After running this code, the contents of the zip file will be extracted to the designated directory. Optionally, you can pass a folder name to extractall() to have it extract the files into a folder other than the current working directory. If the folder passed to the extractall() method does not exist, it will be created. For instance, if you replaced the call with exampleZip.extractall('C:\\blahblah'), the code would extract the files from the original zip file into a newly created C:\blahlbah folder.
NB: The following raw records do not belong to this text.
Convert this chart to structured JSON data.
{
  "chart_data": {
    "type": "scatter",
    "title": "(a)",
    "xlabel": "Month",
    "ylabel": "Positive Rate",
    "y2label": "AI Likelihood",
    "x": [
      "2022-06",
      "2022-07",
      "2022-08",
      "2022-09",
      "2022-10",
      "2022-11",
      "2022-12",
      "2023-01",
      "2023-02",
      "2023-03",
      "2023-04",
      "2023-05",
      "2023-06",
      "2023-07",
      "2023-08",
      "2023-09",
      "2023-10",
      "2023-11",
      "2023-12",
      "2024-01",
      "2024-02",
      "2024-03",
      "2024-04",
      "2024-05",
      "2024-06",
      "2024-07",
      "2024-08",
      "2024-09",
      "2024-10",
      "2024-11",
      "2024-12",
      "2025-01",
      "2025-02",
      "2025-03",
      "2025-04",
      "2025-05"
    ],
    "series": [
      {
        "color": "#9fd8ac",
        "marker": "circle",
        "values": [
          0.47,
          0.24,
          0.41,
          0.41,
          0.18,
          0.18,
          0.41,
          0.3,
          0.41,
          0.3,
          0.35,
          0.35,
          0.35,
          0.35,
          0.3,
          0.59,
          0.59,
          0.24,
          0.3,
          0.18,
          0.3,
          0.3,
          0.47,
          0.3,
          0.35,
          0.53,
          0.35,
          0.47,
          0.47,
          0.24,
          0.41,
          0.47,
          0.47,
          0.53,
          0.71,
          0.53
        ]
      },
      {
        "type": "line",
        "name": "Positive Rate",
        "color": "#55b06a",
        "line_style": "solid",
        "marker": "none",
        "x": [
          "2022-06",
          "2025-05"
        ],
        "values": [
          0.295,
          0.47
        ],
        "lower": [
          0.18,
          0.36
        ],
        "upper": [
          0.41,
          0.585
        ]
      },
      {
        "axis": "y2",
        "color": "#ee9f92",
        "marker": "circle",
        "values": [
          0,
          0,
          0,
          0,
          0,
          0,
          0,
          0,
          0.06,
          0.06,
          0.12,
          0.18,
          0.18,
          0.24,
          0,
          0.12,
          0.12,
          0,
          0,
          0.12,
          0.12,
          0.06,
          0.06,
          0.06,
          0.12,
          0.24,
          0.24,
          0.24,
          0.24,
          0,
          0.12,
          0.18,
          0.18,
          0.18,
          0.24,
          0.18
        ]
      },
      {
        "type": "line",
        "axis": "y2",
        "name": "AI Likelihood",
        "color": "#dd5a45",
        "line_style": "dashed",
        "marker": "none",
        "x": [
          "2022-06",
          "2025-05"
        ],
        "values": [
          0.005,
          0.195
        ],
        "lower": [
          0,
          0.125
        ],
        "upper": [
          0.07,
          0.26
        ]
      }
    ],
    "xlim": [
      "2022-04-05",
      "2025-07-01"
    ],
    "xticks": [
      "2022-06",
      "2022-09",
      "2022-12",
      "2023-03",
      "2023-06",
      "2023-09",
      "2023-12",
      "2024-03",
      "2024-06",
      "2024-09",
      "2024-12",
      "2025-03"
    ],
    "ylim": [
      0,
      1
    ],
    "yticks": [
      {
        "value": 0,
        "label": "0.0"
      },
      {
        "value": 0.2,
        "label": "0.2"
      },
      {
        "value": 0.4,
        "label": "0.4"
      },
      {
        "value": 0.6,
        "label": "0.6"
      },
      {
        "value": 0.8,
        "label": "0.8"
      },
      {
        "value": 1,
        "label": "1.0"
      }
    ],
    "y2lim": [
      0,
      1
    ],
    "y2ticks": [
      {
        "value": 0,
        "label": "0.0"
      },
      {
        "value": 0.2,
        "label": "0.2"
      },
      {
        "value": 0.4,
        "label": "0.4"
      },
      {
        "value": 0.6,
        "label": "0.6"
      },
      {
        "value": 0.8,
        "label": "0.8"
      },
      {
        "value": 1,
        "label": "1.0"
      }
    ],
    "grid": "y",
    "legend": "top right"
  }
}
To create your own compressed zip files, you must open the 'ZipFile' object in write mode by passing 'w' as the second argument (this is similar to opening a text file in write mode by passing 'w' to the open() function). When you pass a path to the write() method of a 'ZipFile' object, Python will compress the file at that path and add it into the zip file. The write() method’s first argument is a string of the filename to add. The second argument is the compression type parameter, which tells the computer what algorithm it should use to compress the files. You can always just set this value to zipfile.ZIP_DEFLATED (this specifies the deflate compression algorithm, which works well on all types of data):

In [12]:
newZip = zipfile.ZipFile('newzip.zip', 'w')
newZip.write('eggs.txt', compress_type=zipfile.ZIP_DEFLATED)
newZip.close()

Keep in mind that, just as with writing to files, write mode will erase all existing contents of a zip file. If you want to simply add files to an existing ZIP file, pass 'a' as the second argument to zipfile.ZipFile() to open the zip file in 'append' mode.